Naturally his companions, including Peter, get lines for disturbing the placidity of “prep” with their unseemly giggles. And George, when he sweeps up the schoolroom next morning, may be heard to mutter:

“Wherever all this ’air do come from passes me!”

Tod’s real name is Percy—he is called after a wealthy and aristocratic relative—but he refuses point-blank to answer to it, for he fancies that it savours of those “eeny peeny” children in “Home Influence,” a work that earned their undying hatred when it was read aloud to them by a well-intentioned but mistaken aunt while they were recovering from measles.

On the occasion of its holocaust, before referred to, their mother, passing the study, and struck by the unwonted stillness reigning therein, opened the door softly and looked in.

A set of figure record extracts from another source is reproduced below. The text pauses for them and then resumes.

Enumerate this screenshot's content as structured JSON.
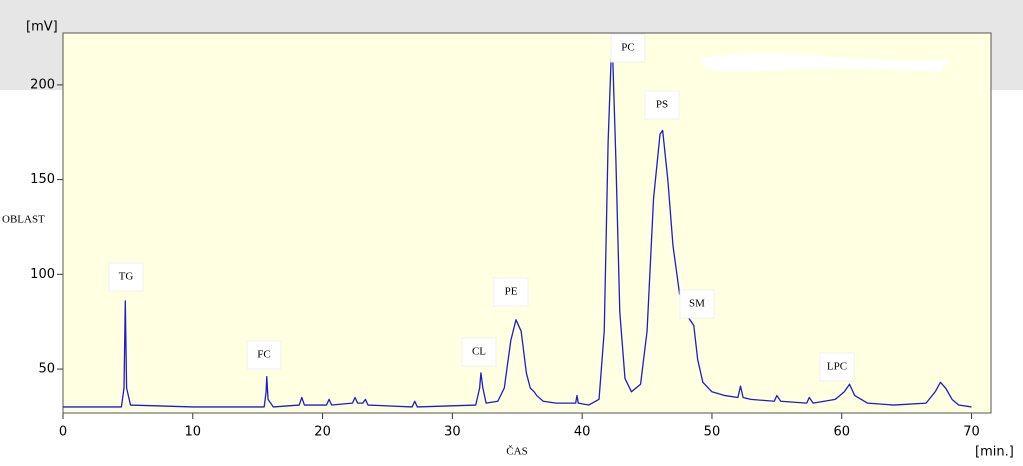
{
  "chart_data": {
    "type": "line",
    "y_unit": "[mV]",
    "y_label": "OBLAST",
    "x_label": "ČAS",
    "x_unit": "[min.]",
    "color": "#1c1cd0",
    "background": "#ffffe1",
    "xlim": [
      0,
      71.5
    ],
    "ylim": [
      26.8,
      227.4
    ],
    "xticks": [
      0,
      10,
      20,
      30,
      40,
      50,
      60,
      70
    ],
    "yticks": [
      50,
      100,
      150,
      200
    ],
    "grid": false,
    "annotations": [
      "TG",
      "FC",
      "CL",
      "PE",
      "PC",
      "PS",
      "SM",
      "LPC"
    ],
    "x": [
      0,
      4.5,
      4.7,
      4.8,
      4.9,
      5.2,
      10,
      15.5,
      15.65,
      15.7,
      15.8,
      16.2,
      18.2,
      18.4,
      18.6,
      20.3,
      20.5,
      20.7,
      22.3,
      22.5,
      22.7,
      23.1,
      23.3,
      23.5,
      26.9,
      27.1,
      27.3,
      31.8,
      32.1,
      32.2,
      32.35,
      32.6,
      33.5,
      34.0,
      34.5,
      34.9,
      35.3,
      35.7,
      36.0,
      36.3,
      36.5,
      37.0,
      38.0,
      39.5,
      39.6,
      39.7,
      40.5,
      41.3,
      41.7,
      42.0,
      42.3,
      42.6,
      42.9,
      43.3,
      43.8,
      44.5,
      45.0,
      45.5,
      46.0,
      46.2,
      46.6,
      47.0,
      47.5,
      48.0,
      48.3,
      48.6,
      48.9,
      49.3,
      50.0,
      51.0,
      52.0,
      52.2,
      52.4,
      53.0,
      54.8,
      55.0,
      55.3,
      57.3,
      57.5,
      57.8,
      59.5,
      60.2,
      60.6,
      61.0,
      62.0,
      64.0,
      66.5,
      67.2,
      67.6,
      68.0,
      68.5,
      69.0,
      70.0
    ],
    "values": [
      30,
      30,
      40,
      86,
      40,
      31,
      30,
      30,
      38,
      46,
      34,
      30,
      31,
      35,
      31,
      31,
      34,
      31,
      32,
      35,
      32,
      32,
      34,
      31,
      30,
      33,
      30,
      31,
      40,
      48,
      40,
      32,
      33,
      40,
      65,
      76,
      70,
      48,
      40,
      38,
      36,
      33,
      32,
      32,
      36,
      32,
      31,
      34,
      70,
      170,
      227,
      160,
      80,
      45,
      38,
      42,
      70,
      140,
      174,
      176,
      150,
      115,
      90,
      79,
      76,
      73,
      55,
      43,
      38,
      36,
      35,
      41,
      35,
      34,
      33,
      36,
      33,
      32,
      35,
      32,
      34,
      38,
      42,
      36,
      32,
      31,
      32,
      38,
      43,
      40,
      34,
      31,
      30
    ]
  }
}
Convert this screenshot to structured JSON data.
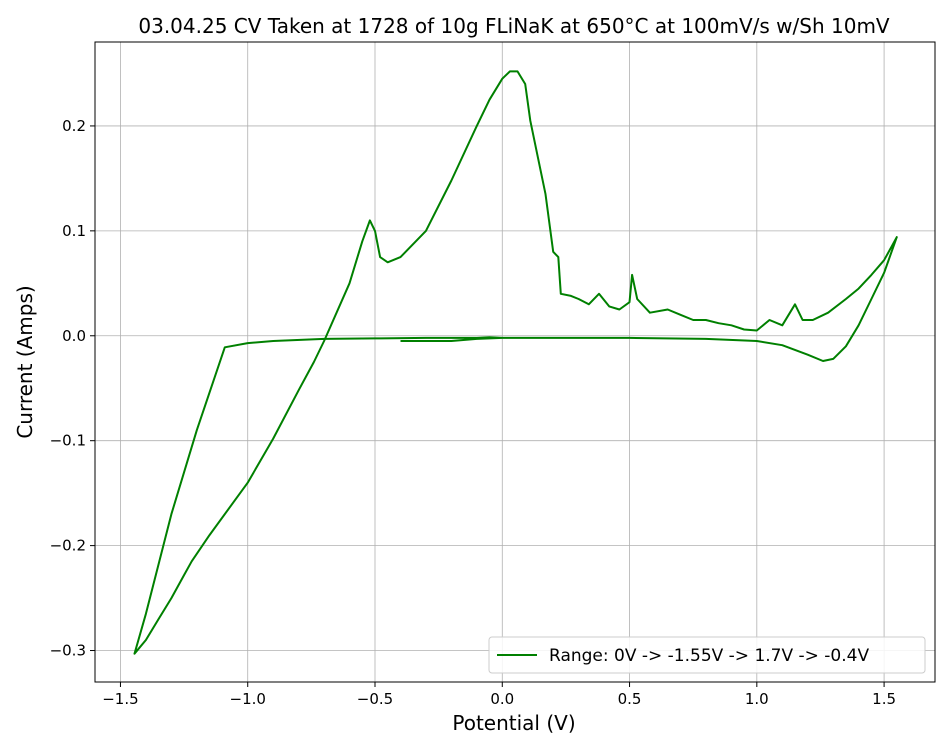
{
  "chart_data": {
    "type": "line",
    "title": "03.04.25 CV Taken at 1728 of 10g FLiNaK at 650°C at 100mV/s w/Sh 10mV",
    "xlabel": "Potential (V)",
    "ylabel": "Current (Amps)",
    "xlim": [
      -1.6,
      1.7
    ],
    "ylim": [
      -0.33,
      0.28
    ],
    "x_ticks": [
      -1.5,
      -1.0,
      -0.5,
      0.0,
      0.5,
      1.0,
      1.5
    ],
    "x_tick_labels": [
      "−1.5",
      "−1.0",
      "−0.5",
      "0.0",
      "0.5",
      "1.0",
      "1.5"
    ],
    "y_ticks": [
      -0.3,
      -0.2,
      -0.1,
      0.0,
      0.1,
      0.2
    ],
    "y_tick_labels": [
      "−0.3",
      "−0.2",
      "−0.1",
      "0.0",
      "0.1",
      "0.2"
    ],
    "grid": true,
    "legend_position": "lower-right",
    "series": [
      {
        "name": "Range: 0V -> -1.55V -> 1.7V -> -0.4V",
        "color": "#008000",
        "points": [
          [
            0.0,
            -0.002
          ],
          [
            -0.05,
            -0.0015
          ],
          [
            -0.1,
            -0.002
          ],
          [
            -0.3,
            -0.002
          ],
          [
            -0.5,
            -0.0025
          ],
          [
            -0.7,
            -0.003
          ],
          [
            -0.9,
            -0.005
          ],
          [
            -1.0,
            -0.007
          ],
          [
            -1.09,
            -0.011
          ],
          [
            -1.2,
            -0.09
          ],
          [
            -1.3,
            -0.17
          ],
          [
            -1.4,
            -0.265
          ],
          [
            -1.445,
            -0.303
          ],
          [
            -1.4,
            -0.29
          ],
          [
            -1.35,
            -0.27
          ],
          [
            -1.3,
            -0.25
          ],
          [
            -1.25,
            -0.228
          ],
          [
            -1.22,
            -0.215
          ],
          [
            -1.15,
            -0.19
          ],
          [
            -1.0,
            -0.14
          ],
          [
            -0.9,
            -0.098
          ],
          [
            -0.8,
            -0.052
          ],
          [
            -0.74,
            -0.025
          ],
          [
            -0.7,
            -0.005
          ],
          [
            -0.6,
            0.05
          ],
          [
            -0.55,
            0.09
          ],
          [
            -0.52,
            0.11
          ],
          [
            -0.5,
            0.1
          ],
          [
            -0.48,
            0.075
          ],
          [
            -0.45,
            0.07
          ],
          [
            -0.4,
            0.075
          ],
          [
            -0.3,
            0.1
          ],
          [
            -0.2,
            0.148
          ],
          [
            -0.1,
            0.2
          ],
          [
            -0.05,
            0.225
          ],
          [
            0.0,
            0.245
          ],
          [
            0.03,
            0.252
          ],
          [
            0.06,
            0.252
          ],
          [
            0.09,
            0.24
          ],
          [
            0.11,
            0.205
          ],
          [
            0.14,
            0.17
          ],
          [
            0.17,
            0.135
          ],
          [
            0.2,
            0.08
          ],
          [
            0.22,
            0.075
          ],
          [
            0.23,
            0.04
          ],
          [
            0.27,
            0.038
          ],
          [
            0.3,
            0.035
          ],
          [
            0.34,
            0.03
          ],
          [
            0.38,
            0.04
          ],
          [
            0.42,
            0.028
          ],
          [
            0.46,
            0.025
          ],
          [
            0.5,
            0.032
          ],
          [
            0.51,
            0.058
          ],
          [
            0.53,
            0.035
          ],
          [
            0.58,
            0.022
          ],
          [
            0.65,
            0.025
          ],
          [
            0.7,
            0.02
          ],
          [
            0.75,
            0.015
          ],
          [
            0.8,
            0.015
          ],
          [
            0.85,
            0.012
          ],
          [
            0.9,
            0.01
          ],
          [
            0.95,
            0.006
          ],
          [
            1.0,
            0.005
          ],
          [
            1.05,
            0.015
          ],
          [
            1.1,
            0.01
          ],
          [
            1.15,
            0.03
          ],
          [
            1.18,
            0.015
          ],
          [
            1.22,
            0.015
          ],
          [
            1.28,
            0.022
          ],
          [
            1.35,
            0.035
          ],
          [
            1.4,
            0.045
          ],
          [
            1.45,
            0.058
          ],
          [
            1.5,
            0.072
          ],
          [
            1.55,
            0.094
          ],
          [
            1.5,
            0.06
          ],
          [
            1.45,
            0.035
          ],
          [
            1.4,
            0.01
          ],
          [
            1.35,
            -0.01
          ],
          [
            1.3,
            -0.022
          ],
          [
            1.26,
            -0.024
          ],
          [
            1.2,
            -0.018
          ],
          [
            1.1,
            -0.009
          ],
          [
            1.0,
            -0.005
          ],
          [
            0.8,
            -0.003
          ],
          [
            0.5,
            -0.002
          ],
          [
            0.2,
            -0.002
          ],
          [
            0.0,
            -0.002
          ],
          [
            -0.1,
            -0.003
          ],
          [
            -0.2,
            -0.005
          ],
          [
            -0.3,
            -0.005
          ],
          [
            -0.4,
            -0.005
          ]
        ]
      }
    ]
  }
}
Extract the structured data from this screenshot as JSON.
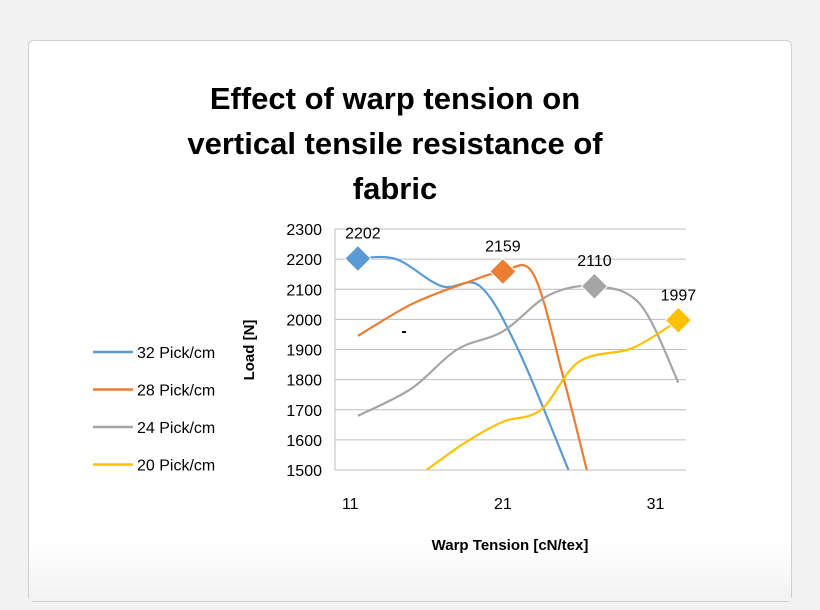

Both boys were stooping over the fireplace and prodding a solid yet feathery mass that glowed and gloomed in the heart of the embers.

“There goes Herbert, ‘the almost-angel boy,’ and ‘haughty Caroline,’ and ‘playful Emmiline,’” whispered Tod, poking viciously. While Peter, quoting from “Thrawn Janet,” added in an awful voice:

Witch, beldame, devil! I charge you, by the power of God, begone—if you be dead, to the grave—if you be damned, to hell.

I regret to say that their mother’s sense of humor is stronger than her dislike of strong language, and that she stole away to laugh, leaving the conspirators unrebuked for the moment. But they did their “prep.” at school henceforth.

Peter’s manner is singularly misleading in its frank sincerity, and he will on occasion answer a sudden question in a way which is, to say the least of it, bewildering to his interlocutor.

For instance, one day in the football-field a new master asked him the name of a small boy some distance off who was “slacking” abominably.

“Who’s that chap with the red hair by the goal posts?” he said to Peter, who had been somewhat officiously putting him right on several points.